Remedy: Cut back the defoliated plant. Clean up debris, dust with sulfur and spray with Aluminum tris (Aliethe).
Symptom: Brown spots on petals, also red-pink spots on lighter colored flower buds. Brown dieback of cut canes; brown fuzzy mold on debris around the plant. In severe cases, the entire flower bud rots.
Cause: Botrytis blight – high-humidity nights or rainy cool periods favor fungus growth.
Remedy: Spray with fungicide. Remove all damaged twigs on the plant, and clean up leaves and debris below to prevent fungus from spreading. Maintain good air circulation.
Symptom: Dark black spots on the leaves. The spots tend to be round, varying in size from pinpoint to quarter sized. Half of leaf yellows or leaf drops completely from the plant.
Cause: Black spot – this is a fungus favored by rainy weather or improper watering.
Remedy: Sprays-Dusts-Watering Technique. Begin in winter with a dormant lime-sulfur spray. Remove dropped leaves and other debris. Spray with Neem oil, Trifoine, Mtclobutanil, or a sulfur-based fungicide on a rotational basis. Fungus spores are found on leaf undersides so spray upward from underneath.
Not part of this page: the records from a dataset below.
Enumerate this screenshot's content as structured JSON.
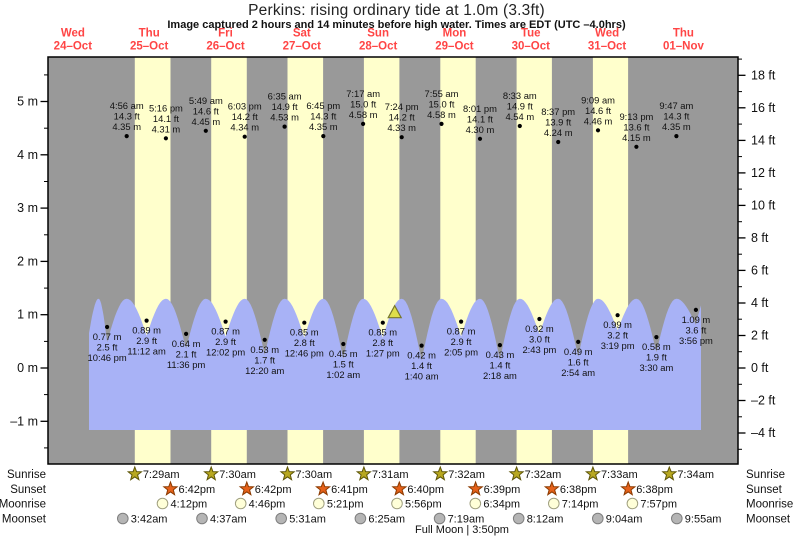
{
  "page": {
    "title": "Perkins: rising  ordinary tide at 1.0m (3.3ft)",
    "subtitle": "Image captured 2 hours and 14 minutes before high water. Times are EDT (UTC –4.0hrs)"
  },
  "colors": {
    "night_band": "#999999",
    "day_band": "#ffffcc",
    "water": "#a8b2f6",
    "day_label": "#ff4545",
    "sunrise_icon": "#b8a820",
    "sunset_icon": "#e5611a",
    "moonrise_icon": "#ffffd8",
    "moonset_icon": "#b5b5b5",
    "marker": "#dede4a",
    "annotation_text": "#111111"
  },
  "chart_data": {
    "type": "area",
    "title": "Perkins: rising  ordinary tide at 1.0m (3.3ft)",
    "subtitle": "Image captured 2 hours and 14 minutes before high water. Times are EDT (UTC –4.0hrs)",
    "days": [
      {
        "name": "Wed",
        "date": "24–Oct"
      },
      {
        "name": "Thu",
        "date": "25–Oct"
      },
      {
        "name": "Fri",
        "date": "26–Oct"
      },
      {
        "name": "Sat",
        "date": "27–Oct"
      },
      {
        "name": "Sun",
        "date": "28–Oct"
      },
      {
        "name": "Mon",
        "date": "29–Oct"
      },
      {
        "name": "Tue",
        "date": "30–Oct"
      },
      {
        "name": "Wed",
        "date": "31–Oct"
      },
      {
        "name": "Thu",
        "date": "01–Nov"
      }
    ],
    "y_axis": {
      "left_unit": "m",
      "left_major_ticks": [
        5,
        4,
        3,
        2,
        1,
        0,
        -1
      ],
      "left_minor_ticks": [
        5.5,
        4.5,
        3.5,
        2.5,
        1.5,
        0.5,
        -0.5,
        -1.5
      ],
      "right_unit": "ft",
      "right_major_ticks": [
        18,
        16,
        14,
        12,
        10,
        8,
        6,
        4,
        2,
        0,
        -2,
        -4
      ],
      "right_minor_ticks": [
        19,
        17,
        15,
        13,
        11,
        9,
        7,
        5,
        3,
        1,
        -1,
        -3,
        -5
      ],
      "ylim_m": [
        -1.5,
        5.8
      ]
    },
    "tide_events": [
      {
        "kind": "low",
        "day": 0,
        "time": "10:46 pm",
        "m": 0.77,
        "ft": 2.5
      },
      {
        "kind": "high",
        "day": 1,
        "time": "4:56 am",
        "m": 4.35,
        "ft": 14.3
      },
      {
        "kind": "low",
        "day": 1,
        "time": "11:12 am",
        "m": 0.89,
        "ft": 2.9
      },
      {
        "kind": "high",
        "day": 1,
        "time": "5:16 pm",
        "m": 4.31,
        "ft": 14.1
      },
      {
        "kind": "low",
        "day": 1,
        "time": "11:36 pm",
        "m": 0.64,
        "ft": 2.1
      },
      {
        "kind": "high",
        "day": 2,
        "time": "5:49 am",
        "m": 4.45,
        "ft": 14.6
      },
      {
        "kind": "low",
        "day": 2,
        "time": "12:02 pm",
        "m": 0.87,
        "ft": 2.9
      },
      {
        "kind": "high",
        "day": 2,
        "time": "6:03 pm",
        "m": 4.34,
        "ft": 14.2
      },
      {
        "kind": "low",
        "day": 3,
        "time": "12:20 am",
        "m": 0.53,
        "ft": 1.7
      },
      {
        "kind": "high",
        "day": 3,
        "time": "6:35 am",
        "m": 4.53,
        "ft": 14.9
      },
      {
        "kind": "low",
        "day": 3,
        "time": "12:46 pm",
        "m": 0.85,
        "ft": 2.8
      },
      {
        "kind": "high",
        "day": 3,
        "time": "6:45 pm",
        "m": 4.35,
        "ft": 14.3
      },
      {
        "kind": "low",
        "day": 4,
        "time": "1:02 am",
        "m": 0.45,
        "ft": 1.5
      },
      {
        "kind": "high",
        "day": 4,
        "time": "7:17 am",
        "m": 4.58,
        "ft": 15.0
      },
      {
        "kind": "low",
        "day": 4,
        "time": "1:27 pm",
        "m": 0.85,
        "ft": 2.8
      },
      {
        "kind": "high",
        "day": 4,
        "time": "7:24 pm",
        "m": 4.33,
        "ft": 14.2
      },
      {
        "kind": "low",
        "day": 5,
        "time": "1:40 am",
        "m": 0.42,
        "ft": 1.4
      },
      {
        "kind": "high",
        "day": 5,
        "time": "7:55 am",
        "m": 4.58,
        "ft": 15.0
      },
      {
        "kind": "low",
        "day": 5,
        "time": "2:05 pm",
        "m": 0.87,
        "ft": 2.9
      },
      {
        "kind": "high",
        "day": 5,
        "time": "8:01 pm",
        "m": 4.3,
        "ft": 14.1
      },
      {
        "kind": "low",
        "day": 6,
        "time": "2:18 am",
        "m": 0.43,
        "ft": 1.4
      },
      {
        "kind": "high",
        "day": 6,
        "time": "8:33 am",
        "m": 4.54,
        "ft": 14.9
      },
      {
        "kind": "low",
        "day": 6,
        "time": "2:43 pm",
        "m": 0.92,
        "ft": 3.0
      },
      {
        "kind": "high",
        "day": 6,
        "time": "8:37 pm",
        "m": 4.24,
        "ft": 13.9
      },
      {
        "kind": "low",
        "day": 7,
        "time": "2:54 am",
        "m": 0.49,
        "ft": 1.6
      },
      {
        "kind": "high",
        "day": 7,
        "time": "9:09 am",
        "m": 4.46,
        "ft": 14.6
      },
      {
        "kind": "low",
        "day": 7,
        "time": "3:19 pm",
        "m": 0.99,
        "ft": 3.2
      },
      {
        "kind": "high",
        "day": 7,
        "time": "9:13 pm",
        "m": 4.15,
        "ft": 13.6
      },
      {
        "kind": "low",
        "day": 8,
        "time": "3:30 am",
        "m": 0.58,
        "ft": 1.9
      },
      {
        "kind": "high",
        "day": 8,
        "time": "9:47 am",
        "m": 4.35,
        "ft": 14.3
      },
      {
        "kind": "low",
        "day": 8,
        "time": "3:56 pm",
        "m": 1.09,
        "ft": 3.6
      }
    ],
    "now_marker": {
      "shape": "triangle-up",
      "day": 4,
      "hour": 17.2,
      "height_m": 1.0
    }
  },
  "astro": {
    "rows": [
      {
        "label": "Sunrise",
        "icon": "sunrise-icon",
        "events": [
          {
            "day": 1,
            "time": "7:29am"
          },
          {
            "day": 2,
            "time": "7:30am"
          },
          {
            "day": 3,
            "time": "7:30am"
          },
          {
            "day": 4,
            "time": "7:31am"
          },
          {
            "day": 5,
            "time": "7:32am"
          },
          {
            "day": 6,
            "time": "7:32am"
          },
          {
            "day": 7,
            "time": "7:33am"
          },
          {
            "day": 8,
            "time": "7:34am"
          }
        ]
      },
      {
        "label": "Sunset",
        "icon": "sunset-icon",
        "events": [
          {
            "day": 1,
            "time": "6:42pm"
          },
          {
            "day": 2,
            "time": "6:42pm"
          },
          {
            "day": 3,
            "time": "6:41pm"
          },
          {
            "day": 4,
            "time": "6:40pm"
          },
          {
            "day": 5,
            "time": "6:39pm"
          },
          {
            "day": 6,
            "time": "6:38pm"
          },
          {
            "day": 7,
            "time": "6:38pm"
          }
        ]
      },
      {
        "label": "Moonrise",
        "icon": "moonrise-icon",
        "events": [
          {
            "day": 1,
            "time": "4:12pm"
          },
          {
            "day": 2,
            "time": "4:46pm"
          },
          {
            "day": 3,
            "time": "5:21pm"
          },
          {
            "day": 4,
            "time": "5:56pm"
          },
          {
            "day": 5,
            "time": "6:34pm"
          },
          {
            "day": 6,
            "time": "7:14pm"
          },
          {
            "day": 7,
            "time": "7:57pm"
          }
        ]
      },
      {
        "label": "Moonset",
        "icon": "moonset-icon",
        "events": [
          {
            "day": 1,
            "time": "3:42am"
          },
          {
            "day": 2,
            "time": "4:37am"
          },
          {
            "day": 3,
            "time": "5:31am"
          },
          {
            "day": 4,
            "time": "6:25am"
          },
          {
            "day": 5,
            "time": "7:19am"
          },
          {
            "day": 6,
            "time": "8:12am"
          },
          {
            "day": 7,
            "time": "9:04am"
          },
          {
            "day": 8,
            "time": "9:55am"
          }
        ]
      }
    ],
    "full_moon_label": "Full Moon | 3:50pm"
  }
}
When watering, keep foliage dry or water in the morning so foliage dries by midday.
Symptom: Slow starting roses.
Cause: Dry canes, dry roots.
Remedy: Water the roses heavily during the first three weeks. Spray canes during the day if possible. After three weeks, if the rose is not showing growth, sweat the plant by placing wet sphagnum moss in the center of the crown and then cover the canes with a polyethylene or plastic grocery bag to force new growth. Be careful of excessive heat buildup. Check daily for signs of bud growth, then remove.
Symptom: Disfigured, discolored or erratic growth.
Cause: Herbicide damage.
Remedy: Apply herbicides sparingly (if at all) and only on windless days to prevent drift. Do not apply pre-emergent when warm temperatures could cause volatilization. Wash off any plants that are accidentally sprayed and prune back affected areas.
Symptom: Sucker growth
Cause: This is seen on grafted plants. It is the root stock trying to grow out around the graft. This growth is usually very rapid, producing long canes with no lower leaf buds. Foliage is usually lighter color and thorns are spaced differently then the rest of the plant.
Remedy: Wearing gloves grasp firmly and snap of pull of the sucker from below ground level. Be sure the growth originates form below the graft. Bottom or basal growth form the graft can be confused with suckers. If in doubt, allow the growth to continue until the difference is visible. You may have to remove suckers throughout the growing season. They are not symptoms of a sick plant but of a healthy, vigorous one.